Imagine, if you will, that you've created this universe. That you've watched it expand and boil, then cool, collide and mature. That you've seen stars form and grow and die, then cast their contents to the cosmos, scattering the building blocks of molecules required for life. Imagine you look at just one of the hundreds of billions of galaxies that you have made, and from it select one of the hundreds of billions of stars, and give your focus to one of its planets.
From there, give your attention to first life. Watch it stutter and start, nearly obliterate itself in the oxygen catastrophe, watch it grow larger and expand in variety only to gaze on dispassionately while it is mostly annihilated some sixty five million years ago. Then see how life recovers, and watch how the mammals begin their ascendancy to fill a void left by the death of dinosaurs. Now wait millions of years, until you see the first apes straighten to two legs and stagger blinking into the light, afraid, alone, dying mostly of their teeth or in childbirth.
Watch the rise of the Neanderthals, with their hopes, rituals and protoreligious burials unanswered, then watch as they decline, dwindle and die.
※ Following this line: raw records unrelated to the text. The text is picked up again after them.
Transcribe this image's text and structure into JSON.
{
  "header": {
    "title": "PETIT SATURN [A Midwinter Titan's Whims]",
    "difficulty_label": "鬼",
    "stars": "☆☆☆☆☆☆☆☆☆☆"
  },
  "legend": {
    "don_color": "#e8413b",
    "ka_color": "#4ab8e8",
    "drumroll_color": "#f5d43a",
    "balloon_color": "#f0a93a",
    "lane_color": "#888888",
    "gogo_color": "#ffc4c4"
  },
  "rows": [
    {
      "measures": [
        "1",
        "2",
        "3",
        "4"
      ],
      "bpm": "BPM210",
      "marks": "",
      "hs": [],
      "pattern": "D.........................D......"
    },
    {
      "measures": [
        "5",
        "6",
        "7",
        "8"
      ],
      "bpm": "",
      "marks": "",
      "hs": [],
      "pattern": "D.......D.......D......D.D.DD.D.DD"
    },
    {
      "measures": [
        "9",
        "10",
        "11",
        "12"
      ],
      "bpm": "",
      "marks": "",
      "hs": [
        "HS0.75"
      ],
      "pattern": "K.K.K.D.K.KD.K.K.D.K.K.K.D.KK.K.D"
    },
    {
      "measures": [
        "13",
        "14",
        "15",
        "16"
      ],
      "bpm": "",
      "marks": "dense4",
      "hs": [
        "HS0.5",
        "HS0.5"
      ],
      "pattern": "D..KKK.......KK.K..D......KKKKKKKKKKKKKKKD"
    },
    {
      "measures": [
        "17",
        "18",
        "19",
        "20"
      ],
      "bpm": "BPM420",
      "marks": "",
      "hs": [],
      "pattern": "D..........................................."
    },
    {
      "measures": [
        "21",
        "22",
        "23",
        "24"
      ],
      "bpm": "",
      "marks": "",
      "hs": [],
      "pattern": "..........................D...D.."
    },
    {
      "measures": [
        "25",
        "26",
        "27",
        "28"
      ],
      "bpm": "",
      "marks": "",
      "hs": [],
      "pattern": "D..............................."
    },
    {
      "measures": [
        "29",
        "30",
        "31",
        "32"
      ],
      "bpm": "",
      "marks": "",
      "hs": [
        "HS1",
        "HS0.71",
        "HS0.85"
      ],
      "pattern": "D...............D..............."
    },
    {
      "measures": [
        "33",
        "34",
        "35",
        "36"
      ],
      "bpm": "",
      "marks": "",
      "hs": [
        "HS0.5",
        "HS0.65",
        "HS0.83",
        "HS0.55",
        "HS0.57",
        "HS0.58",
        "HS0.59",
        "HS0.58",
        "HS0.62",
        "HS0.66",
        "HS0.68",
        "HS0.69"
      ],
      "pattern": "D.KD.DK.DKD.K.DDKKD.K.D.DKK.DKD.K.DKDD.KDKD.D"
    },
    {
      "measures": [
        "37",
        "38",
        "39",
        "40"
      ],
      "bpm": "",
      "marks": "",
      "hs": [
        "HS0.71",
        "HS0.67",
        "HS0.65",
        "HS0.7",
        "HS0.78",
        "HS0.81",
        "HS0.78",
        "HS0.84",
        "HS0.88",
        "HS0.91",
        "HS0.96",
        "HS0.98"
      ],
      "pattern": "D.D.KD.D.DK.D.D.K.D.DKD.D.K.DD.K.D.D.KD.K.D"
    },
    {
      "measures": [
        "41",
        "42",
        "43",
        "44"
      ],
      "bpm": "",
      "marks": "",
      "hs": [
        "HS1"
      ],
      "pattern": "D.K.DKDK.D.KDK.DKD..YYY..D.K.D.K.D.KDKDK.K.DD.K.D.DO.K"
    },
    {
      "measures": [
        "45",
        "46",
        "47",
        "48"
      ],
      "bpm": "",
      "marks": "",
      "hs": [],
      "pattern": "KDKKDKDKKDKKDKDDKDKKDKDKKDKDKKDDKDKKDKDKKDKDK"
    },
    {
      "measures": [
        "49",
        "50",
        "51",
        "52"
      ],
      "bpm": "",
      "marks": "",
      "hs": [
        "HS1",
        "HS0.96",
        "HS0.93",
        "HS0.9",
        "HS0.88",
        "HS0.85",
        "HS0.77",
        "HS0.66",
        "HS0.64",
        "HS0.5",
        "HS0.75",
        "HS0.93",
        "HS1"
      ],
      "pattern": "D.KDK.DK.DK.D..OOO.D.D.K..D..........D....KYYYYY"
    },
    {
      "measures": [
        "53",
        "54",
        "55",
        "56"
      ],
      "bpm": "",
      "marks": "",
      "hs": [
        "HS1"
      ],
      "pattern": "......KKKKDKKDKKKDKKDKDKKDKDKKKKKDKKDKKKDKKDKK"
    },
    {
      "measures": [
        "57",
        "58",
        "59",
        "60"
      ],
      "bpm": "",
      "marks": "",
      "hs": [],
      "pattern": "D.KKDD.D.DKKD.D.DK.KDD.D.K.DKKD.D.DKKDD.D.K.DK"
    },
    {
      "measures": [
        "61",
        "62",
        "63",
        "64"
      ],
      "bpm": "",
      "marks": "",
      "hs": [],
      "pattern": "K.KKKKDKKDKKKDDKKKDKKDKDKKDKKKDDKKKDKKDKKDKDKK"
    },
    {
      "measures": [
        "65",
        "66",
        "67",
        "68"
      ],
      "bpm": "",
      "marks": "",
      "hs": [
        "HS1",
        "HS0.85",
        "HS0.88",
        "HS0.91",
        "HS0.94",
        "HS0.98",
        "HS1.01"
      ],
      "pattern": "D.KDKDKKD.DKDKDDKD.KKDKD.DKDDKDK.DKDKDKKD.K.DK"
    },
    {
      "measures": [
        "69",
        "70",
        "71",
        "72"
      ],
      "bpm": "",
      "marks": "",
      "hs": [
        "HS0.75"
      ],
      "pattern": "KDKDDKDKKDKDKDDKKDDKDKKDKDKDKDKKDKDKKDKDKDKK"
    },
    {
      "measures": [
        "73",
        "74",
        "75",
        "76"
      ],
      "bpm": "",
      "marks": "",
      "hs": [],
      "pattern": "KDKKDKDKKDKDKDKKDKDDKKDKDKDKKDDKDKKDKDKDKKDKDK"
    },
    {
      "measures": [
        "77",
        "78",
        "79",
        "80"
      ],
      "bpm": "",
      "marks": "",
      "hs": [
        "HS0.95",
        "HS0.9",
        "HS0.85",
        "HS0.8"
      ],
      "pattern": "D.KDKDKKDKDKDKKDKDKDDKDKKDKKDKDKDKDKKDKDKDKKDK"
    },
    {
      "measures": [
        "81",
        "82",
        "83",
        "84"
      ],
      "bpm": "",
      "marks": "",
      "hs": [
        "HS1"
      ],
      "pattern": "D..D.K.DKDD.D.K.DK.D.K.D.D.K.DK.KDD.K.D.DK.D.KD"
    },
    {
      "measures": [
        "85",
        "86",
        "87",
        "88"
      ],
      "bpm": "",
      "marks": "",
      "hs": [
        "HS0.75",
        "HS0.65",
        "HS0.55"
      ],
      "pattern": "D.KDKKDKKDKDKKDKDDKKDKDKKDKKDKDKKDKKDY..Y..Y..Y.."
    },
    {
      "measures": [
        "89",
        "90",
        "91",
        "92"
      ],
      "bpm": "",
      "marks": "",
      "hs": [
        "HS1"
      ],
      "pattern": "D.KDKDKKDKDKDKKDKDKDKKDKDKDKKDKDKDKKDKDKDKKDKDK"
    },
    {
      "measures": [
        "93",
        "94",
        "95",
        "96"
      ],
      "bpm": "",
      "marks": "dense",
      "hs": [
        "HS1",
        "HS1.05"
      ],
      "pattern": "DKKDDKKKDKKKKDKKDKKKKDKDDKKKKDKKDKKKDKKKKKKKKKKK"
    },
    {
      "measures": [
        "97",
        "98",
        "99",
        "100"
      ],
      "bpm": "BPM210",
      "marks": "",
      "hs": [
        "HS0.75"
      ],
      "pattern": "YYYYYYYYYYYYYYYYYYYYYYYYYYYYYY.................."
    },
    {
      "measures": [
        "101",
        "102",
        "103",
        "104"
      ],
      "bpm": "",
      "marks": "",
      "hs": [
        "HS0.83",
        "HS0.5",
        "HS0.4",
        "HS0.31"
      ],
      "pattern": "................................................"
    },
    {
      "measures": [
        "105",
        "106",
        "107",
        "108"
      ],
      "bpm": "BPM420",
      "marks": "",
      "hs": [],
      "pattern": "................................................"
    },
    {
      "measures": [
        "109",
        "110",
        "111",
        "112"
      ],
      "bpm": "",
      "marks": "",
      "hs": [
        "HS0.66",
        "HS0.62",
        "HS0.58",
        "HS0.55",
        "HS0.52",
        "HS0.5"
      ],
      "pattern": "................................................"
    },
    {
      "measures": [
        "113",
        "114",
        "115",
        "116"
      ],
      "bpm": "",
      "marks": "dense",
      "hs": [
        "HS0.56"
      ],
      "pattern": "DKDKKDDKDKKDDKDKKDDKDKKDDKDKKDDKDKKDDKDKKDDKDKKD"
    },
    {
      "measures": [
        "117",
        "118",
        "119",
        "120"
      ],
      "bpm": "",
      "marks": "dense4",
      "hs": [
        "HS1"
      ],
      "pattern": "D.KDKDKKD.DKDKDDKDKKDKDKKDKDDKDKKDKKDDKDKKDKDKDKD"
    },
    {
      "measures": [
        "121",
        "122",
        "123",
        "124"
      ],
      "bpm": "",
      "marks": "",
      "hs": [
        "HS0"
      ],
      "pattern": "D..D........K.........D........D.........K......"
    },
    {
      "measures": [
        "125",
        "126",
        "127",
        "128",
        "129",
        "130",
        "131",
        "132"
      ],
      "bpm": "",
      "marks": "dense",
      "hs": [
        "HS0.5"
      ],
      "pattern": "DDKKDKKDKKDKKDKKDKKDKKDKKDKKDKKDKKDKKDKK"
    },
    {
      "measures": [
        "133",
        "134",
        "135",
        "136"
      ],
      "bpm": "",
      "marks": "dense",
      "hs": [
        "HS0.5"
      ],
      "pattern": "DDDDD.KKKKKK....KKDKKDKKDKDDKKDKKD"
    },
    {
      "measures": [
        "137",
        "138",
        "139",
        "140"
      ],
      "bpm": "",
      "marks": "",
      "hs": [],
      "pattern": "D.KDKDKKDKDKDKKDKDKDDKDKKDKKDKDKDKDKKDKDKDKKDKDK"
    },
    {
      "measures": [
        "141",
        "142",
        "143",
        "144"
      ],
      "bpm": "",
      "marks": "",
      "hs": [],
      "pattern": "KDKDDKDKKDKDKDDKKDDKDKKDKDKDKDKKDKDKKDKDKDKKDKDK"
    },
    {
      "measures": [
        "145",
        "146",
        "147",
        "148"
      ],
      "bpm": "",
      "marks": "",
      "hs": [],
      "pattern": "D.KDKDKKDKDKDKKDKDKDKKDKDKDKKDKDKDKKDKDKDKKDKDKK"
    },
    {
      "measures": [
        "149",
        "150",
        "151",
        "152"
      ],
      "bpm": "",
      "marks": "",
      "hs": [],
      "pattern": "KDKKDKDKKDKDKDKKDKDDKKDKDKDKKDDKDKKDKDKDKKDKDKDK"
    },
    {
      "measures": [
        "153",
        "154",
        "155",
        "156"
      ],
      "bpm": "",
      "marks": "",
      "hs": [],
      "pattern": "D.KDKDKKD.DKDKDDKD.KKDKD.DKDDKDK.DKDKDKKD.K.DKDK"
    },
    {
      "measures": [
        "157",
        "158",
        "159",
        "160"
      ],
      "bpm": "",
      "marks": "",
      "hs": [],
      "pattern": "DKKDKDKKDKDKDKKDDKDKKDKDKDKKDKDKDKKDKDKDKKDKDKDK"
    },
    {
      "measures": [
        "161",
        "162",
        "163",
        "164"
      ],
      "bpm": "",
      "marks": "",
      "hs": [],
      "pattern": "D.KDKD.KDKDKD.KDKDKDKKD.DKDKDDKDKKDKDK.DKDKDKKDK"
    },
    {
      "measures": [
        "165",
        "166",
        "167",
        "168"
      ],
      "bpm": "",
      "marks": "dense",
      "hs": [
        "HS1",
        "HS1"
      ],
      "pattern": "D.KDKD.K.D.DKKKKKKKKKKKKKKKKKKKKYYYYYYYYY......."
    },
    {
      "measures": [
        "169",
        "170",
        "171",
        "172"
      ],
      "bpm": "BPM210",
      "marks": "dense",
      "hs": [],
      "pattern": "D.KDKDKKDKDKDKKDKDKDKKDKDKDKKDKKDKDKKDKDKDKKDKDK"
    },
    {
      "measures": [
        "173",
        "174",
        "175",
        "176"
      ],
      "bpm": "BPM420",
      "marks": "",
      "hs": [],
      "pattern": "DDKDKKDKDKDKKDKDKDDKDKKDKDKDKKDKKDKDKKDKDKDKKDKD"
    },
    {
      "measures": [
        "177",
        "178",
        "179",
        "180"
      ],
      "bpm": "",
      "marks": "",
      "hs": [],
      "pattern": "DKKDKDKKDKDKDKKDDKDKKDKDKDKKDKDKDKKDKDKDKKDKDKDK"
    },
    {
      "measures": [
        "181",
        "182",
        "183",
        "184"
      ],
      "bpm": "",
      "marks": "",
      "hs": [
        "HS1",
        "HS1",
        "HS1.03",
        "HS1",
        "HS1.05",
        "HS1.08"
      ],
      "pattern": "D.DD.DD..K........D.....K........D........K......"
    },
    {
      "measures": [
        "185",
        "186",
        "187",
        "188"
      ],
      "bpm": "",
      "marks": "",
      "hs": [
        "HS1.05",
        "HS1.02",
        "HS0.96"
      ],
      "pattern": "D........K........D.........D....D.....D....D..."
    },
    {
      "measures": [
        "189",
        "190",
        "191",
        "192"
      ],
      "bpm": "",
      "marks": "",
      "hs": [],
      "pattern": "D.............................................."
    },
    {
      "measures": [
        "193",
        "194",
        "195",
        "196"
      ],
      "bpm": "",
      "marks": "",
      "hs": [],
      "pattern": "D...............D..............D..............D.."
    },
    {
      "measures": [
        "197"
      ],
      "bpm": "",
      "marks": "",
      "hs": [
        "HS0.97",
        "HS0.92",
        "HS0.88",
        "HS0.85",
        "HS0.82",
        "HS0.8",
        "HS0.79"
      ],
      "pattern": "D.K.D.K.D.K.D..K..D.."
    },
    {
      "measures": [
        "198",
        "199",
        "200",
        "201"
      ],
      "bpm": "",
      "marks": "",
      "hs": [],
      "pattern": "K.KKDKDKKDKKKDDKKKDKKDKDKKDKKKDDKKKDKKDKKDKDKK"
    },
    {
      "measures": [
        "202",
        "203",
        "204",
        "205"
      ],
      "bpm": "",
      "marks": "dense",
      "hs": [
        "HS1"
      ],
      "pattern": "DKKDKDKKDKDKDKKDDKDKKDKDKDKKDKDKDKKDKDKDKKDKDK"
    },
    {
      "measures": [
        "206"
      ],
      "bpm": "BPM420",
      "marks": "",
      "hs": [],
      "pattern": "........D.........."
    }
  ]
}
We mere mortals know that Homo florensiencsis discovered fire and likely made hunting tools but you will be able to see with clarity how closely these long dead cousins mirrored our intelligence. Enjoy the discoveries, waiting, watching, until some two hundred thousand years ago the first anatomical humans rise to enjoy a life of fear and early death. Wait further still, until some five thousand years ago you decide to reveal yourself to a man called Abram, and reveal to him the concern that has been most keenly pressing for this immense chasm of time:
"This is my covenant, which ye shall keep, between me and you and thy seed after thee; Every man child among you shall be circumcised.
And ye shall circumcise the flesh of your foreskin; and it shall be a token of the covenant betwixt me and you.
And he that is eight days old shall be circumcised among you, every man child in your generations, he that is born in the house, or bought with money of any stranger, which is not of thy seed.
He that is born in thy house, and he that is bought with thy money, must needs be circumcised: and my covenant shall be in your flesh for an everlasting covenant."
It seems the Westboro Baptist Church are not arbiters of divine intention. It is not 'fags' God hates, but foreskins, specifically Abram's, his sons', his descendants and his slaves.
But what has incurred His righteous anger?
It is not often that I foray into Old Testament territory, but when I do I recognise that we have the advantage of being able to call on learned Jewish thought. Here I bow to Rabbi Maimonides (pictured), likely the most well known and prolific Jewish philosopher of the Middle Ages. As both a scholar of the Torah and a respected physician he is ideally placed to elucidate. He described circumcision as
"...the wish to bring about a decrease in sexual intercourse and a weakening of the organ in question, so that this activity be diminished and the organ be in as quiet a state as possible...None of the activities necessary for the preservation of the individual is harmed thereby, nor is procreation rendered impossible, but violent concupiscence and lust that goes beyond what is needed are diminished. The fact that circumcision weakens the faculty of sexual excitement and sometimes perhaps diminishes the pleasure is indubitable."The free will so magnanimously offered at a price of suffering and death is reduced, diluted and restricted in God's first covenant with his chosen people. How many mothers and fathers cried tears for lost sons by enforcing this practice in a bronze-age culture? What deaths resulted from hacking at flesh with sharpened rocks in an age before what we would now consider rudimentary hygiene and medical care? The oft trumpeted and frankly dubious health benefits cannot be cited without explaining why Christians did not also deserve such bounty.
Yaweh in Genesis promulgates that failure to mutilate the genitalia of one's slaves and helpless infants is a crime so abhorrent as to require banishment. Later Paul in Galatians 5 rules that those wishing to continue the practice have failed so egregiously that they should instead castrate themselves. Is this the absolute source of unchanging morality that serves as foundation to the moral argument?